Выбрать главу

Так или иначе, но в этот день у Верещагина под сердцем образовалась горячая пустота, которая не исчезла ни к июлю, ни к августу. Теперь трудно установить точную продолжительность, но примерно эта пустота просуществовала в соседстве с верещагинским сердцем до следующей весны.

Поначалу Верещагин никак не проявлял своего чувства. Разве что перестал здороваться с девочкой при встречах и раньше обычного занимал по утрам позицию у окна.
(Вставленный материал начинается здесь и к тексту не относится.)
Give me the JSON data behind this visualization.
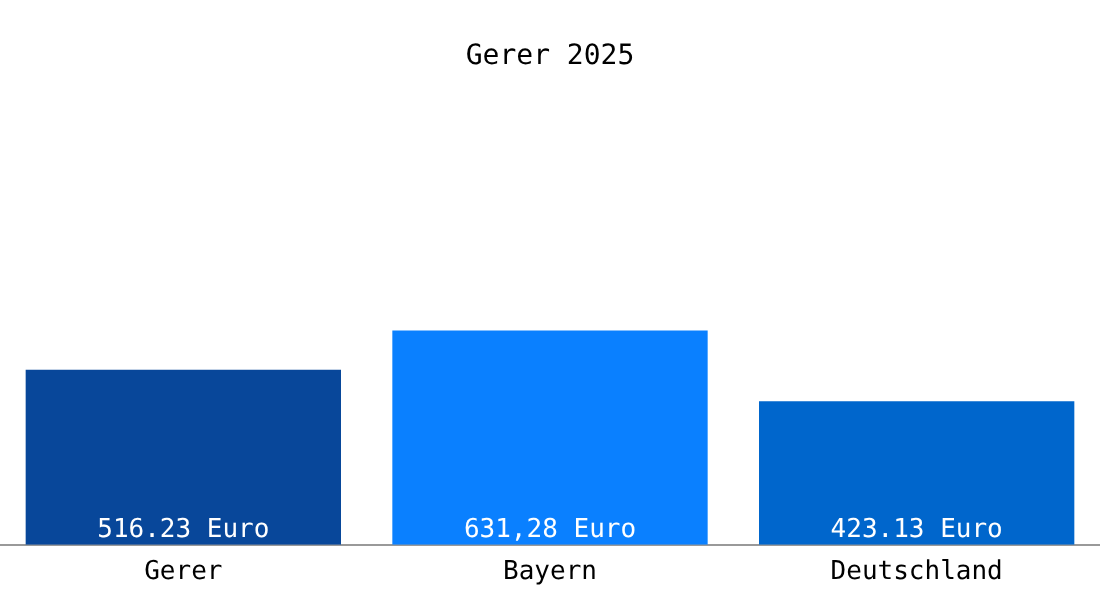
{
  "chart_data": {
    "type": "bar",
    "title": "Gerer 2025",
    "categories": [
      "Gerer",
      "Bayern",
      "Deutschland"
    ],
    "values": [
      516.23,
      631.28,
      423.13
    ],
    "colors": [
      "#08479a",
      "#0a80ff",
      "#0066cc"
    ],
    "value_labels": [
      "516.23 Euro",
      "631,28 Euro",
      "423.13 Euro"
    ],
    "grid": false,
    "legend": false
  }
}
Но потом девочка заболела. Это случилось в сентябре. Верещагин уже ходил в школу. А девочка – нет. Кажется, у нее был грипп. Родители, отправляясь на работу, запирали ее в квартире. Целыми днями девочка сидела на подоконнике и смотрела через оконное стекло на временно недоступный ей свободный мир. Возвращаясь из школы, Верещагин всегда проходил мимо этого окна.
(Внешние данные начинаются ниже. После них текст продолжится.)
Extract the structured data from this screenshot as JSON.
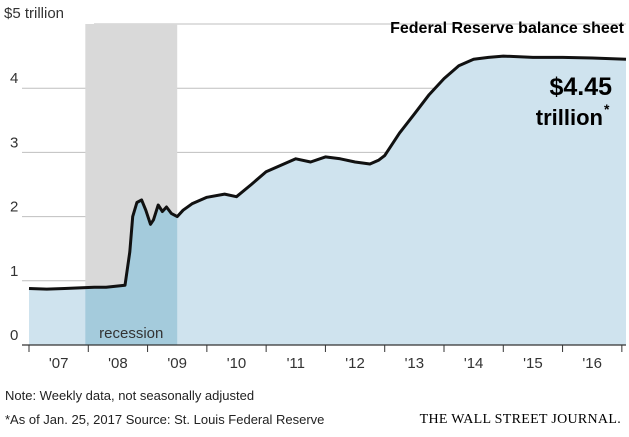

Как уже говорилось, дом был окружен деревьями. Напротив окна девочки росла яблоня – невысокая и коренастая. Она была дикой и только случайно выросла не в лесу, а рядом с человеческим жильем. Люди ее не сажали. Возможно, какая-нибудь птица, лет двадцать тому назад, несла в клюве зернышко, чтоб полакомить им своих птенцов, и нечаянно выронила. И вот в ознаменование этой оплошности выросла яблоня.

Однажды Верещагин взобрался на нее с книжкой и, удобно расположившись среди веток, сделал вид, будто читает. Уже начинало смеркаться, когда он слез.

А на следующий день пришел снова. Он стал проводить на дереве все дни. Даже ухитрялся делать на яблоне уроки. Сентябрь стоял теплый, и Верещагин не мерз.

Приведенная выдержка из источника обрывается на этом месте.